Blockchains—distributed databases, or shared digital ledgers, that are highly resistant to tampering—gained notoriety as the technology behind the Bitcoin (http://bitcoin.org) cryptocurrency; however, a wide range of applications could ride on blockchain technologies. An August 2016 report by the World Economic Forum (Cologny, Switzerland) and Deloitte Touche Tohmatsu (New York, New York) estimated that more than 24 countries are investing in blockchain technology and that organizations had filed more than 2,500 patents relating to and invested more than $1.4 billion in blockchain technology in the past three years. Blockchain technology could create a trustworthy system in environments that lack trust between transaction partners—particularly online environments that often prevent a person from even knowing the individual or organization he or she is engaging with. Marc Andreessen believes that Bitcoin, and the underlying blockchain-based approach, could provide a practical solution to the problem of establishing "trust between otherwise unrelated parties over an untrusted network like the Internet" ("Why Bitcoin Matters," Bits [blog], New York Times, 21 January 2014; online). Because blockchains permit all users to inspect the records they contain but distribute control of these records across a network so that no individual can control the information, they enable secure record keeping that users can trust and rely on. Decentralized cryptocurrencies such as Bitcoin publish blockchains openly, thereby establishing transparency. But various methods such as using encryption technologies could nevertheless preserve the privacy and banking secrecy of blockchain-related transactions, providing detailed information to authorized users only. Blockchain applications could contain ownership and ownership-transfer information, find use for escrow purposes, and even enable secure transfer of key codes and access information.
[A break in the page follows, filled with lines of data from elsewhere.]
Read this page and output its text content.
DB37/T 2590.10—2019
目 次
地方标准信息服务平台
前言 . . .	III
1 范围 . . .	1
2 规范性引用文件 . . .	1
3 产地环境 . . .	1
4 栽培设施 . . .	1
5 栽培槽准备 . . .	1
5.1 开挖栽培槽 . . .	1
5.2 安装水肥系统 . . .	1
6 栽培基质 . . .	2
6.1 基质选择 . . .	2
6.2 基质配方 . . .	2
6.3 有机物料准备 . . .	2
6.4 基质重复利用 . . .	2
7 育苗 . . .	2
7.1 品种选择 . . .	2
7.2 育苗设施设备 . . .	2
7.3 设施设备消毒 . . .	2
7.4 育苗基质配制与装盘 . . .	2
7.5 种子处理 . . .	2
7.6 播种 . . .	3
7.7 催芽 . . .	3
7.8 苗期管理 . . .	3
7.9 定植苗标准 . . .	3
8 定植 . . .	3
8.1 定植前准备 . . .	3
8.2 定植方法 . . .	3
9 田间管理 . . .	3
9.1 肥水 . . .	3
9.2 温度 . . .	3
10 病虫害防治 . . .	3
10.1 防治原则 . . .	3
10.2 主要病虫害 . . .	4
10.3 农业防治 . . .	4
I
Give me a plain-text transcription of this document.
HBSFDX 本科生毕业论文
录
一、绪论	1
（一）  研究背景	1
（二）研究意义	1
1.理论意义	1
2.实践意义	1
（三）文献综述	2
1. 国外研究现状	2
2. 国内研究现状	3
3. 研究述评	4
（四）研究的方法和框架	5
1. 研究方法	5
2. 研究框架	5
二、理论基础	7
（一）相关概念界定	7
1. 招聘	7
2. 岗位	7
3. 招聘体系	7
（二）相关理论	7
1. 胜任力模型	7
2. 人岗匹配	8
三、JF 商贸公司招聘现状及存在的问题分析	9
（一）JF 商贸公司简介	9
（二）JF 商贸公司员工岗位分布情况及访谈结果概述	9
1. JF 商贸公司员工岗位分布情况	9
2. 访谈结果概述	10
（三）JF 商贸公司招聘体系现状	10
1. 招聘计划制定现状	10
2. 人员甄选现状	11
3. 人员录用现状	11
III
Finally, digital currencies, which rely on blockchain technology, could transform many financial transactions in the near future. Prominent digital currencies—including Bitcoin, Ether (Ethereum Foundation; Baar, Switzerland), and Ripple (Ripple; San Francisco, California)—enable users to store and transfer monetary value via blockchain application. Scaling digital currencies' underlying blockchain-based approach—specifically, how to scale that approach for sovereign digital currencies to enable those currencies to compete on the same scale as that of traditional sovereign currencies—is a concern for potential digital-currency users. The potential impact of government digital-currency use could be substantial. For instance, Bank of England (London, England) economists John Barrdear and Michael Kumhof wrote a research paper in which they argue that central banks should issue their own kind of blockchain-powered digital currency to gain complete control over the amount of money in an economy. The economists estimate that their approach could provide the US economy with a permanent boost of about 3% and give policy makers new and effective mechanisms to smooth economic cycles.

Digital technology has transformed virtually every industry, including the financial-services industry. Similar to how manufacturing industries might experience substantial changes when exploiting the emerging Internet of Things, the financial-services industry could experience drastic transformation as it leverages AI, blockchain technology, and digital currencies in coming years.